Cookies are an affiliate’s best friend. In fact, without them, many affiliates would probably pack it in.
No, we’re not talking about those scrumptious, hot-out-of-the-oven chocolate chip cookies that keep affiliates going through the late night as they update their site to increase sales and conversions. Uh uh.
We’re talking about the computer file that can store a load of information on every user’s browser. It’s basically a simple text file that can store a variety of useful data like whether a user is logged in, various preferences, and more.
Cookies are a vital part of most affiliate programs. Do you have to use a cookie to keep track of all affiliate sales and click-thrus? Not at all. There are a number of alternatives, but cookies are the most widespread and accepted form today.
Cookies have a multitude of purposes in the affiliate world and can even help give you a leg up on your competition. They’re easy to create and will probably be one of the first questions asked by your affiliates, right after, “How much commission do you offer?”
Fat Free and Info Packed
Think of a cookie as one ginormous online file cabinet. You can store a tremendous amount of personalized information in one tiny little cookie. If your site has a registration process, each unique user’s cookie could contain information such as their username, first name, last name, address, as well as specific user options.
Maybe they can select favorite categories, customize the look of your site, etc. Any personal information like that can be stored in a cookie, letting your website easily access information on a personal level for each user.
There are a number of different types of cookies and you can break things out into multiple cookies or combine them all in one if you’d like. One use for cookies on a merchant site could be to store a coupon code. When a user orders something and uses the code, at checkout, your system will check the cookie for the code. If they had used it previously, the cookie would know and thus send back an alert message to the user that they’ve already redeemed that code.
The most important part of a cookie to affiliates is its length. Not the physical length, mind you. There’s not a ruler in this world that could actually measure that. But a cookie has an actual life-span, and that’s what people are referring to when they ask about its length.

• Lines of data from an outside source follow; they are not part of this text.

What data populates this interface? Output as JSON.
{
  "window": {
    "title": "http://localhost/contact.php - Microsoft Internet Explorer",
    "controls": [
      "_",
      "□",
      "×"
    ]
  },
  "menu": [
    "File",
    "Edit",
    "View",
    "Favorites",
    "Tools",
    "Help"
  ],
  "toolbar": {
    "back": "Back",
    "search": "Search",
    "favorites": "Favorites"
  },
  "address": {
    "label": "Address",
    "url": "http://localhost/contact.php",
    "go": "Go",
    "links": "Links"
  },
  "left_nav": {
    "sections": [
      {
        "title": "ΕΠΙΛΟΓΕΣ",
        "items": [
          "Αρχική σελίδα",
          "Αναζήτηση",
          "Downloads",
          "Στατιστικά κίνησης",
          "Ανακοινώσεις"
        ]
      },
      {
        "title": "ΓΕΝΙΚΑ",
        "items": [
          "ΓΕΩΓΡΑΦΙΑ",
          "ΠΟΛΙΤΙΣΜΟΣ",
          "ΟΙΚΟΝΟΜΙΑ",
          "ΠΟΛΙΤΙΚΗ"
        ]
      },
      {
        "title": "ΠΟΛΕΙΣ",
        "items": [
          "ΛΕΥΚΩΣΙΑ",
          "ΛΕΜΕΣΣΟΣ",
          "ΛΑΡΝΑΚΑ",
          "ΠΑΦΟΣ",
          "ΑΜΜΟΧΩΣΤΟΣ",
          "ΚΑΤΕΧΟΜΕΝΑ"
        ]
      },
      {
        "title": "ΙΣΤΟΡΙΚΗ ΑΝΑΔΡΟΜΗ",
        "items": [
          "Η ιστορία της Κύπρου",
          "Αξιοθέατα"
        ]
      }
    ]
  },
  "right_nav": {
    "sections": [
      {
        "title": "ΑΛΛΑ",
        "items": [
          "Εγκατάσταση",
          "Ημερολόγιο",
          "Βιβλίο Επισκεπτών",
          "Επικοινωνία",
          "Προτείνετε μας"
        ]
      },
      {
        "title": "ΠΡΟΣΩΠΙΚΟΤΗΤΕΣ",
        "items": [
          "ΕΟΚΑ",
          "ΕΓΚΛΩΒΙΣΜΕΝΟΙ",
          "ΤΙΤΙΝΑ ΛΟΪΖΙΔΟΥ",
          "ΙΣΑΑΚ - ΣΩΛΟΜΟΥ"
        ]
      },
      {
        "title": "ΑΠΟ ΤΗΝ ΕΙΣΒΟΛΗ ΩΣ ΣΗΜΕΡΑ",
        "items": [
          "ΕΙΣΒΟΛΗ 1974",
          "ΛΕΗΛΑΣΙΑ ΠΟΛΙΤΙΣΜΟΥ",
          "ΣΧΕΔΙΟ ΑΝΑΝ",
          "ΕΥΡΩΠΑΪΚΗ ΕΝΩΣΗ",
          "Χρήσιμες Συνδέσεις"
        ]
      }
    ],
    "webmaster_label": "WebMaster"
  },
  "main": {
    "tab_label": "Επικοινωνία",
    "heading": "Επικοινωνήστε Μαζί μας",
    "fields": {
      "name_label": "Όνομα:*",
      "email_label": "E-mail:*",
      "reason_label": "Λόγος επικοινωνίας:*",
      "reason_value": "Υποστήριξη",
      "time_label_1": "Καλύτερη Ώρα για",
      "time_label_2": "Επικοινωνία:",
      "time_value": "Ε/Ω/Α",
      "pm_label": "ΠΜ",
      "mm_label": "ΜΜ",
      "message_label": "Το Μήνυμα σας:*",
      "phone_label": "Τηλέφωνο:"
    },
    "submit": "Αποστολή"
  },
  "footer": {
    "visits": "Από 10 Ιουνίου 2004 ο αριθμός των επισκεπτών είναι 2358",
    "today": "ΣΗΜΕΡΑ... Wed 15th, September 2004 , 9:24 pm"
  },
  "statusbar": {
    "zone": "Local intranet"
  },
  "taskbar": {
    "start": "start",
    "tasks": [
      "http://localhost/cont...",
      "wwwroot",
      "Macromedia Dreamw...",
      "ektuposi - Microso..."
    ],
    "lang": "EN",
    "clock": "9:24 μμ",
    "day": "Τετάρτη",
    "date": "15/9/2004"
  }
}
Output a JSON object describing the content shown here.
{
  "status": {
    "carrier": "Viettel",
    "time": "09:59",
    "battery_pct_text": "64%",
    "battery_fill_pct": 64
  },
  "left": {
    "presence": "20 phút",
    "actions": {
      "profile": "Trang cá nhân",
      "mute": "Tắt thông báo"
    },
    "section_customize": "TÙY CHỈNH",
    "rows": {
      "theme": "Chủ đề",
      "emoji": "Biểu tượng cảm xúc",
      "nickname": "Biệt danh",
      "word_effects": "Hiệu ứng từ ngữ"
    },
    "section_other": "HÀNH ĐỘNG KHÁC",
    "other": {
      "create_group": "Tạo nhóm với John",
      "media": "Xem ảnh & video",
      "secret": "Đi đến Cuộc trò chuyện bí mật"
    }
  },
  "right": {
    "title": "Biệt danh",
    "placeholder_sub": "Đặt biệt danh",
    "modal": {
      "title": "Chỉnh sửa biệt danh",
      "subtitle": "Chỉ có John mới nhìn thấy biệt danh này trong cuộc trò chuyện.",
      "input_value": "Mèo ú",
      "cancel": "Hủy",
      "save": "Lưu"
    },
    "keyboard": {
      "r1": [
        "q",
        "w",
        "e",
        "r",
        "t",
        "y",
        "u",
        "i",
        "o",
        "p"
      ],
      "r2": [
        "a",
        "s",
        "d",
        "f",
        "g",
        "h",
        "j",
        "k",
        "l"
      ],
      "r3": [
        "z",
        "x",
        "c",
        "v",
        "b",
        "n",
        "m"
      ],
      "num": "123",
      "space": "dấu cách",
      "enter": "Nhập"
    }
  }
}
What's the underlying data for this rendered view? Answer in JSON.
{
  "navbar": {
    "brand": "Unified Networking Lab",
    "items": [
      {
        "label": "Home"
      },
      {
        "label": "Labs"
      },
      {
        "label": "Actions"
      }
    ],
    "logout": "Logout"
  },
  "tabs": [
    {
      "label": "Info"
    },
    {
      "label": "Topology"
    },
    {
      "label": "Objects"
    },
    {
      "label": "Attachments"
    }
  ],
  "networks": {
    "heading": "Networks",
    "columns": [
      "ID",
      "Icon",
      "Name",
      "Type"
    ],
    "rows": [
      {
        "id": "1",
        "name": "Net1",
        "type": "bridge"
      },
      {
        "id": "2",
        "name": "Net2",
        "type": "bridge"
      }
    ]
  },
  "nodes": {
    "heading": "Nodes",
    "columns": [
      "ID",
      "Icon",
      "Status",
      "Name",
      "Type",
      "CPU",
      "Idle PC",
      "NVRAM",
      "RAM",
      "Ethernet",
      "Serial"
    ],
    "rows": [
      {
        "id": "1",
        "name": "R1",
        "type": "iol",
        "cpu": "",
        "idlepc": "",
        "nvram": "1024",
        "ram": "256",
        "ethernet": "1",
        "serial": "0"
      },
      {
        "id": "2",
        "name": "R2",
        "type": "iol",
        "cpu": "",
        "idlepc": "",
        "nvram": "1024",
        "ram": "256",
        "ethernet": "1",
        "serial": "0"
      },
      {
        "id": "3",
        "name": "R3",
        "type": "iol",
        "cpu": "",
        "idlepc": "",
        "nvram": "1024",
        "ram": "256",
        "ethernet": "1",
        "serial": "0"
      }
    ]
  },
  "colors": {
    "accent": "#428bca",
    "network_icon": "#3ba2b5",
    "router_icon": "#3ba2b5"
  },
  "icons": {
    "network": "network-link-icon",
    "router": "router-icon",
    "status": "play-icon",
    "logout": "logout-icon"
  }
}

When a customer comes to your site, clicks on an affiliate link and then makes a purchase, your cookie helps track who that customer is, where they came from, how much they spent, etc. It holds vital information that will help you calculate exactly how much money you owe a specific affiliate.
Now, cookies can have a set lifespan. Some companies only want to offer a very short one, such as 1 or 2 days. Other companies let cookies live on for a good week or two. Still others have cookie lifespans of a few months. Whatever is chosen, once that timeframe is hit, the user will need to visit the site again to “reset” the cookie and start the clock all over again.
Naturally, the longer the lifespan, the happier the affiliate. If your competitor offers a 7 day cookie in his affiliate program, consider going with a 10 or 14-day one. That extra week could make a big difference in terms of swaying affiliates over to your side.
While cookies certainly have their benefits, there are a number of hazards to using them as well. Luckily they can only store text data, so they won’t pass on malware or viruses to your computer. But there are a few ways that you could end up losing a particular sale thanks to cookies.
- Users can toss their cookies – It’s fairly easy for a user to delete his or her cookies. If that happens before they complete a purchase on your site, all the tracking will be lost for that sale and the affiliate will never receive any credit.
- Cookies can be overwritten – If a user is all set to make a purchase but then quickly visits one of your competitor’s sites and clicks through to your site again, that original affiliate is out of the picture. Cookies can be (and often are) overwritten. The simple way they work is that the last cookie to be placed is the one that will stick. Meaning the last website to place the cookie on your browser is the one who ultimately receives credit for a sale.
- Cookies are browser dependent – This one’s becoming a bigger concern these days, as consumers tend to be shopping on multiple devices like tablets and smartphones, in addition to their dektop and laptop computers. If a consumer clicks through an affiliate link to your site, saves things in your cart but ultimately completes the purchase on a different device, that credit is also lost. The cookie with all the data is on the original computer, it doesn’t follow the user from device to device.
Even with these downsides, however, using cookies for your affiliate program is pretty much a necesiity these days. There are alternatives, like passing the information dynamically within the URL itself, but none are without their own downsides. (In the URL’s case, that information can be lost as soon as the browser is closed.)
Ultimately, the pros outweigh the cons when it comes to cookies. Just be aware of thier shortcomings, and use them to your advantage. Otherwise you may just see your entire affiliate program start to… well, crumble.